Entanglement resonance in the asymmetric quantum Rabi model

TL;DR

This paper explores how entanglement in the asymmetric quantum Rabi model varies with system parameters, revealing resonance phenomena linked to eigenenergy crossings and the role of hidden symmetries in entanglement behavior.

Contribution

It uncovers the entanglement resonance valleys and peaks caused by avoided level crossings and identifies conditions for entanglement reappearance due to hidden symmetry.

Findings

Entanglement resonance valleys increase with photon-atom coupling.

Entanglement peaks occur with increasing driving amplitude.

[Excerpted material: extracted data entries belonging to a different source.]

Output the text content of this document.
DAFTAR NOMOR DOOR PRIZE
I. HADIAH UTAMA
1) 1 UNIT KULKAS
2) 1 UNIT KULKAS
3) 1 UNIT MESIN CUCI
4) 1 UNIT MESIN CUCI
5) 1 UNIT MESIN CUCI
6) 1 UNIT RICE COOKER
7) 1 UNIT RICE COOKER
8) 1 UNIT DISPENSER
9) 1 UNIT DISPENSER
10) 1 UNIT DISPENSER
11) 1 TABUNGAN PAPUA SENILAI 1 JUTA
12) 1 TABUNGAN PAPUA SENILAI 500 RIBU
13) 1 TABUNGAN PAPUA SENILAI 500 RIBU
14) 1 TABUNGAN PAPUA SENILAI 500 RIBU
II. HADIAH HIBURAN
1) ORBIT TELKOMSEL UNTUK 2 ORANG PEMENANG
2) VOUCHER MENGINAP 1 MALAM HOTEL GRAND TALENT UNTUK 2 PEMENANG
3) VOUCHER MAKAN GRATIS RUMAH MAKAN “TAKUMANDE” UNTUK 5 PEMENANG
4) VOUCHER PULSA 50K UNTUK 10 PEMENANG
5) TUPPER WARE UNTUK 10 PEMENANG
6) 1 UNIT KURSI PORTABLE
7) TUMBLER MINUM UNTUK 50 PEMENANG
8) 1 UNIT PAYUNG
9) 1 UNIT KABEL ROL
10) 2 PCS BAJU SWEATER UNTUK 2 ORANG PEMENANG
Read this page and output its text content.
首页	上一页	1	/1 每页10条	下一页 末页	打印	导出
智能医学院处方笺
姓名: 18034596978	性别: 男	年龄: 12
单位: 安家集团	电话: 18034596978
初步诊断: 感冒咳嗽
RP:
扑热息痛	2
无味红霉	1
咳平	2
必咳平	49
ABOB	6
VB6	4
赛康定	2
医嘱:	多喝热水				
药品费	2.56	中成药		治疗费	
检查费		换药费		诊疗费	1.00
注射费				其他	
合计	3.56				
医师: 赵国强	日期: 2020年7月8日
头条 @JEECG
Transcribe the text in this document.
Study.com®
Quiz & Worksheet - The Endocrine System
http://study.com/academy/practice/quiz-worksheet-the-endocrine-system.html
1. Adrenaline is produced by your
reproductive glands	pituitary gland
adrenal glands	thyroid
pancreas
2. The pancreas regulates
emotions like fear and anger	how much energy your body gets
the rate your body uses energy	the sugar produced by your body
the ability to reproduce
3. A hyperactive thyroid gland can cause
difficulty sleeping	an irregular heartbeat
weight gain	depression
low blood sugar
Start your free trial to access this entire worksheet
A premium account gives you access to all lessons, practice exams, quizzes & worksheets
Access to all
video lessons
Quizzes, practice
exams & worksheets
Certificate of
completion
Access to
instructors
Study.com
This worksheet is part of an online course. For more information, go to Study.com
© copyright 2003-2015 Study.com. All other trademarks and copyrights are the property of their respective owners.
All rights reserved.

Entanglement collapses in strong coupling except at specific driving amplitudes.

Abstract

We investigate the entanglement features in the interacting system of a quantized optical field and a two-level system which is statically driven, known as the asymmetric quantum Rabi model (AsymQRM). Intriguing entanglement resonance valleys with the increase of the photon-atom coupling strength and peaks with the increase of the driving amplitude are found. It is revealed that both of these two kinds of entanglement resonance are caused by the avoided level crossing of the associated eigenenergies. In sharp contrast to the quantum Rabi model, the entanglement of the AsymQRM collapses to zero in the strong coupling regime except when the driving amplitude equals to $m\omega/2$, with $m$ being an integer and $\omega$ being the photon frequency. Our analysis demonstrates that such entanglement reappearance is induced by the hidden symmetry of the AsymQRM. Supplying an insightful understanding on the AsymQRM, our results will be helpful in exploring the hidden symmetry and in preparing photon-atom entanglement in light-matter coupled systems.